Tentu saja Shofia tidak rela Arka tinggal bersama perempuan lain. Walaupun jarak umur mereka cukup jauh, Shofia sudah terpikat dengan pesona Arka.
Anya celingukan, menatap Arka seolah bingung harus mengatakan apa lagi. Arka balas melotot, memintanya untuk meyakinkan Shofia.
Shofia menarik tangan Arka, memintanya untuk berdiri. "Sekarang ikut aku ke kantor. Ada banyak pekerjaan untukmu di sana."
Namun, Anya menarik tangan Arka, membawanya ke belakang tubuhnya. "Tidak! Dia harus di sini. Dia kan sekarang asisten pribadiku."
Shofia semakin panas melihat Anya, dalam tubuh Arka, memegang tangan Arka.
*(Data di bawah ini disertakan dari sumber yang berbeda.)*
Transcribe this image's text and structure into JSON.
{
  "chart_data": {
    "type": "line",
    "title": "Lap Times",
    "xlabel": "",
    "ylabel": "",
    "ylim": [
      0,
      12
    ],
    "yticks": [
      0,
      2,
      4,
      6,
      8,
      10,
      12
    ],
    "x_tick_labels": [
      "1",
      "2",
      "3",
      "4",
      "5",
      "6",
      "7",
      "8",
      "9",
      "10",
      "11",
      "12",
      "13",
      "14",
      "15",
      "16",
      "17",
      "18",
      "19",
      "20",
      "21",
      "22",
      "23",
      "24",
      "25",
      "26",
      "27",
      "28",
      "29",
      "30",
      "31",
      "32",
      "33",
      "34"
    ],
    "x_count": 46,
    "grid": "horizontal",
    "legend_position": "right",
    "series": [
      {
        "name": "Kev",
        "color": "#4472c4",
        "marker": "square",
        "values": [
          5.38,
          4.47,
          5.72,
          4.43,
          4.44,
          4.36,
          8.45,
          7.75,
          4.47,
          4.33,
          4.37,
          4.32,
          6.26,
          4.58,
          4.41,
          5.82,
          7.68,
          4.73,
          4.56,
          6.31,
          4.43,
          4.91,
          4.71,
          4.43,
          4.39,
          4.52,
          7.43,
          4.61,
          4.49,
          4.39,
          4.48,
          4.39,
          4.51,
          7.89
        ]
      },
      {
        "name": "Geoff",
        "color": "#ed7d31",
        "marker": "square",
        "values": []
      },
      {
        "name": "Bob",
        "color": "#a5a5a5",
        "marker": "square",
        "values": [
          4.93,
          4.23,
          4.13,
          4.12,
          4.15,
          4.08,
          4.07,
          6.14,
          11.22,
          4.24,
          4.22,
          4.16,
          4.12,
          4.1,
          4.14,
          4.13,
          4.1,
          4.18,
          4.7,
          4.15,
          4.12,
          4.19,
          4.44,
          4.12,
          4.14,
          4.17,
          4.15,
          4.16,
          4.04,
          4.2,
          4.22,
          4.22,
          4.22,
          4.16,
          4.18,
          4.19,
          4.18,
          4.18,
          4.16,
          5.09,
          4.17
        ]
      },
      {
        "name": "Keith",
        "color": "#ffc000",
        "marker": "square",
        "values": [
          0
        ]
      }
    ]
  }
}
"Tidak bisa, Anya harus bertanggung jawab dengan semua ulahnya. Banyak media yang harus dia atasi terkait masalah jadwal tur waktu itu. Dia harus membereskan semuanya sampai tuntas," jelas Shofia sambil menatap Arka tajam.
"Baiklah, aku akan pergi, tapi aku akan bersiap dulu," jawab Arka dengan nada datar.
Ia melepas genggaman Anya dan pergi ke kamar. Shofia mendengus kesal karena Anya, yang biasanya penurut, terlihat semakin berani padanya.